その部屋にはプレシア・テスタロッサと傷だらけのフェイト・テスタロッサがいた。
「さっきぶりだな。俺の名はダークドライブだ」
「自己紹介はいいわ。貴方はどこから来たの?」
プレシアがドライブの前に立ち、体から電撃をほどばしらせる。プレシアの魔力は雷と変換され、ドライブへと襲い掛かる。
「頼むぞ、お前達」
ドライブが呟くと、いくつもの道路が現れる。道路の上にはシフトカーが走り、プレシアの雷を弾いていく。
「貴様の目的はなんだ?」
ドライブがブレイドガンナーをプレシアに向ける。プレシアは自分が恐怖で足が震えていることに気づかない。
「早めに答えろよ。生憎だが、俺の気はそこまで長くはないぞ」
ブレイドガンナーをガンモードにして地面を二回撃つ。
「私の目的は、娘であるアリシアを蘇らせることよ!」
「そうか」
プレシアの目的を聞いてドライブは落胆した様な声を上げる。ドライブはもう興味が失せたのか、ブレイドガンナーを下ろしている。
「貴様の『悪』に興味を持ったが、もう失せた。貴様の程度は実にくだらない」
「ッ!」
自分の目的をくだらない、と言われてプレシアは身を乗り出そうとする。だがその行動はダークドライブが投げたものをキャッチする事で止まった。

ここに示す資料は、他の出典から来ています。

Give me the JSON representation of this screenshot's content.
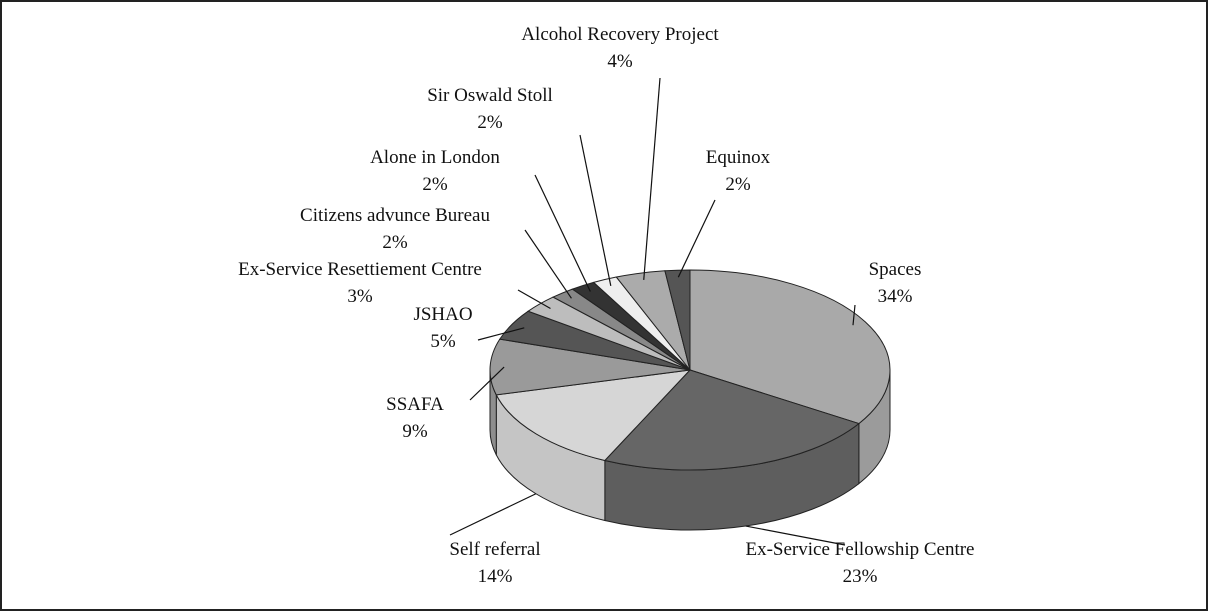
{
  "chart_data": {
    "type": "pie",
    "categories": [
      "Spaces",
      "Ex-Service Fellowship Centre",
      "Self referral",
      "SSAFA",
      "JSHAO",
      "Ex-Service Resettiement Centre",
      "Citizens advunce Bureau",
      "Alone in London",
      "Sir Oswald Stoll",
      "Alcohol Recovery Project",
      "Equinox"
    ],
    "values": [
      34,
      23,
      14,
      9,
      5,
      3,
      2,
      2,
      2,
      4,
      2
    ],
    "value_labels": [
      "34%",
      "23%",
      "14%",
      "9%",
      "5%",
      "3%",
      "2%",
      "2%",
      "2%",
      "4%",
      "2%"
    ],
    "colors": [
      "#a9a9a9",
      "#666666",
      "#d6d6d6",
      "#9a9a9a",
      "#555555",
      "#bdbdbd",
      "#888888",
      "#333333",
      "#eeeeee",
      "#ababab",
      "#555555"
    ]
  }
}
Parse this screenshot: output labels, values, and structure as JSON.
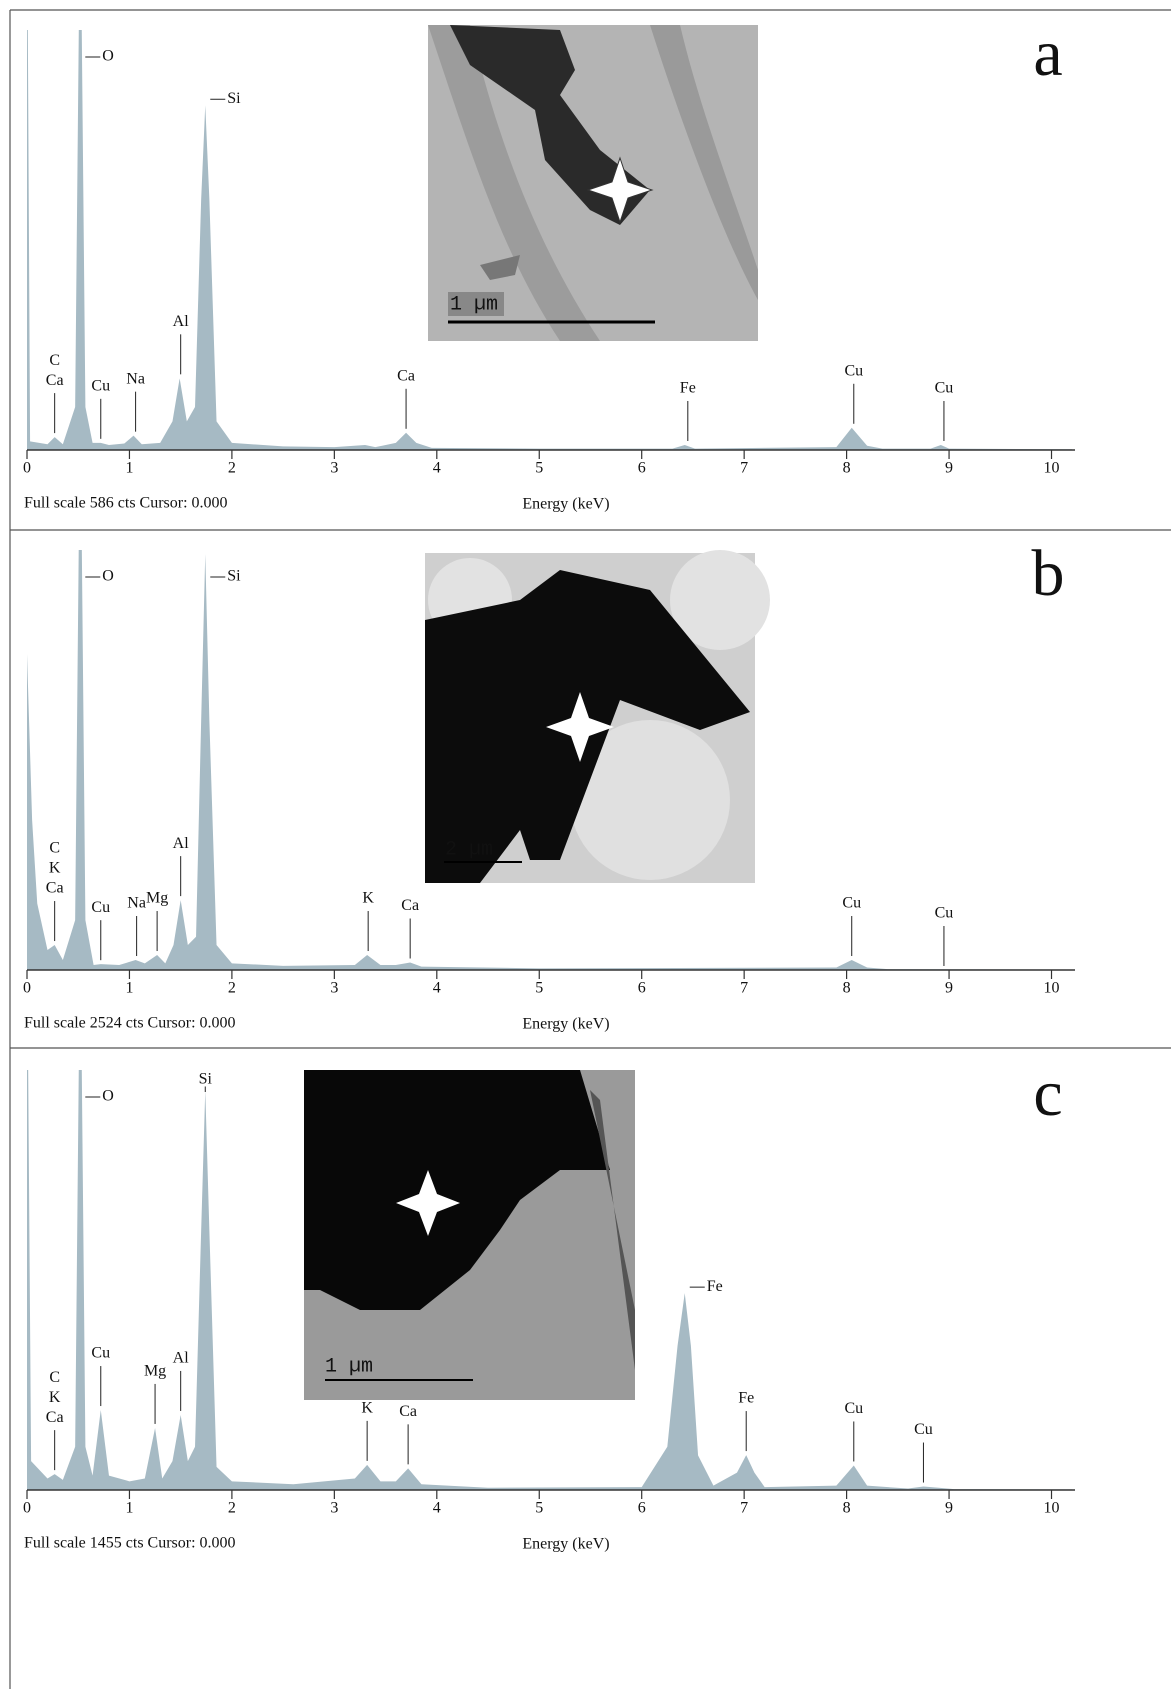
{
  "chart_data": [
    {
      "type": "spectrum",
      "panel_label": "a",
      "footer": "Full scale 586 cts Cursor: 0.000",
      "x_label": "Energy (keV)",
      "xlim": [
        0,
        10.2
      ],
      "ylim": [
        0,
        586
      ],
      "xticks": [
        0,
        1,
        2,
        3,
        4,
        5,
        6,
        7,
        8,
        9,
        10
      ],
      "color": "#a6bac4",
      "inset_scale": "1 µm",
      "x": [
        0,
        0.03,
        0.2,
        0.27,
        0.35,
        0.47,
        0.52,
        0.57,
        0.64,
        0.72,
        0.8,
        0.95,
        1.04,
        1.12,
        1.3,
        1.42,
        1.49,
        1.56,
        1.64,
        1.7,
        1.74,
        1.78,
        1.85,
        2.0,
        2.5,
        3.0,
        3.3,
        3.4,
        3.6,
        3.7,
        3.8,
        3.95,
        5.0,
        6.3,
        6.42,
        6.52,
        7.9,
        8.05,
        8.2,
        8.35,
        8.82,
        8.92,
        9.0,
        10.2
      ],
      "values": [
        800,
        12,
        8,
        18,
        8,
        60,
        800,
        60,
        10,
        10,
        7,
        9,
        20,
        8,
        10,
        40,
        100,
        40,
        60,
        350,
        481,
        350,
        40,
        10,
        5,
        4,
        7,
        4,
        10,
        24,
        10,
        3,
        2,
        2,
        7,
        2,
        4,
        31,
        6,
        2,
        2,
        7,
        2,
        1
      ],
      "peak_labels": [
        {
          "text": "C",
          "x": 0.27
        },
        {
          "text": "Ca",
          "x": 0.27
        },
        {
          "text": "O",
          "x": 0.52,
          "leader": "side"
        },
        {
          "text": "Cu",
          "x": 0.72
        },
        {
          "text": "Na",
          "x": 1.06
        },
        {
          "text": "Al",
          "x": 1.5
        },
        {
          "text": "Si",
          "x": 1.74,
          "leader": "side"
        },
        {
          "text": "Ca",
          "x": 3.7
        },
        {
          "text": "Fe",
          "x": 6.45
        },
        {
          "text": "Cu",
          "x": 8.07
        },
        {
          "text": "Cu",
          "x": 8.95
        }
      ]
    },
    {
      "type": "spectrum",
      "panel_label": "b",
      "footer": "Full scale 2524 cts Cursor: 0.000",
      "x_label": "Energy (keV)",
      "xlim": [
        0,
        10.2
      ],
      "ylim": [
        0,
        2524
      ],
      "xticks": [
        0,
        1,
        2,
        3,
        4,
        5,
        6,
        7,
        8,
        9,
        10
      ],
      "color": "#a6bac4",
      "inset_scale": "2 µm",
      "x": [
        0,
        0.05,
        0.1,
        0.2,
        0.27,
        0.35,
        0.47,
        0.52,
        0.57,
        0.65,
        0.72,
        0.9,
        1.06,
        1.15,
        1.27,
        1.35,
        1.43,
        1.5,
        1.57,
        1.65,
        1.7,
        1.74,
        1.78,
        1.85,
        2.0,
        2.5,
        3.2,
        3.32,
        3.45,
        3.6,
        3.74,
        3.85,
        5.0,
        7.9,
        8.05,
        8.2,
        8.4,
        10.2
      ],
      "values": [
        1900,
        900,
        400,
        120,
        150,
        60,
        300,
        3500,
        300,
        30,
        35,
        30,
        60,
        40,
        90,
        40,
        150,
        420,
        150,
        200,
        1500,
        2500,
        1500,
        150,
        40,
        25,
        30,
        90,
        30,
        30,
        45,
        20,
        10,
        15,
        60,
        15,
        5,
        3
      ],
      "peak_labels": [
        {
          "text": "C",
          "x": 0.27
        },
        {
          "text": "K",
          "x": 0.27
        },
        {
          "text": "Ca",
          "x": 0.27
        },
        {
          "text": "O",
          "x": 0.52,
          "leader": "side"
        },
        {
          "text": "Cu",
          "x": 0.72
        },
        {
          "text": "Na",
          "x": 1.07
        },
        {
          "text": "Mg",
          "x": 1.27
        },
        {
          "text": "Al",
          "x": 1.5
        },
        {
          "text": "Si",
          "x": 1.74,
          "leader": "side"
        },
        {
          "text": "K",
          "x": 3.33
        },
        {
          "text": "Ca",
          "x": 3.74
        },
        {
          "text": "Cu",
          "x": 8.05
        },
        {
          "text": "Cu",
          "x": 8.95
        }
      ]
    },
    {
      "type": "spectrum",
      "panel_label": "c",
      "footer": "Full scale 1455 cts Cursor: 0.000",
      "x_label": "Energy (keV)",
      "xlim": [
        0,
        10.2
      ],
      "ylim": [
        0,
        1455
      ],
      "xticks": [
        0,
        1,
        2,
        3,
        4,
        5,
        6,
        7,
        8,
        9,
        10
      ],
      "color": "#a6bac4",
      "inset_scale": "1 µm",
      "x": [
        0,
        0.04,
        0.2,
        0.27,
        0.35,
        0.47,
        0.52,
        0.57,
        0.64,
        0.72,
        0.8,
        1.0,
        1.15,
        1.25,
        1.32,
        1.42,
        1.5,
        1.57,
        1.64,
        1.7,
        1.74,
        1.78,
        1.85,
        2.0,
        2.6,
        3.2,
        3.32,
        3.45,
        3.6,
        3.72,
        3.85,
        4.5,
        6.0,
        6.25,
        6.35,
        6.42,
        6.48,
        6.55,
        6.7,
        6.93,
        7.02,
        7.1,
        7.2,
        7.9,
        8.07,
        8.2,
        8.6,
        8.75,
        8.9,
        9.05,
        10.2
      ],
      "values": [
        2000,
        100,
        40,
        55,
        35,
        150,
        2000,
        150,
        50,
        277,
        50,
        30,
        40,
        215,
        40,
        100,
        260,
        100,
        150,
        900,
        1384,
        900,
        80,
        30,
        20,
        40,
        87,
        30,
        30,
        75,
        20,
        8,
        10,
        150,
        500,
        682,
        500,
        120,
        15,
        60,
        121,
        60,
        10,
        15,
        85,
        15,
        5,
        12,
        8,
        3,
        2
      ],
      "peak_labels": [
        {
          "text": "C",
          "x": 0.27
        },
        {
          "text": "K",
          "x": 0.27
        },
        {
          "text": "Ca",
          "x": 0.27
        },
        {
          "text": "O",
          "x": 0.52,
          "leader": "side"
        },
        {
          "text": "Cu",
          "x": 0.72
        },
        {
          "text": "Mg",
          "x": 1.25
        },
        {
          "text": "Al",
          "x": 1.5
        },
        {
          "text": "Si",
          "x": 1.74
        },
        {
          "text": "K",
          "x": 3.32
        },
        {
          "text": "Ca",
          "x": 3.72
        },
        {
          "text": "Fe",
          "x": 6.42,
          "leader": "side"
        },
        {
          "text": "Fe",
          "x": 7.02
        },
        {
          "text": "Cu",
          "x": 8.07
        },
        {
          "text": "Cu",
          "x": 8.75
        }
      ]
    }
  ]
}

「どうしょうもない時はそれを頼れ。人を超えた力が手に入る」
プレシアに投げたそれは青いメモリのような形をしていた。それをプレシアはマジマジと見つめる。
「運命に抗うことが出来るか・・・見さてもらうぞ」
《ZONE》
ドライブは色が違う、同じようなメモリについているスイッチを押すと、その姿は消えた。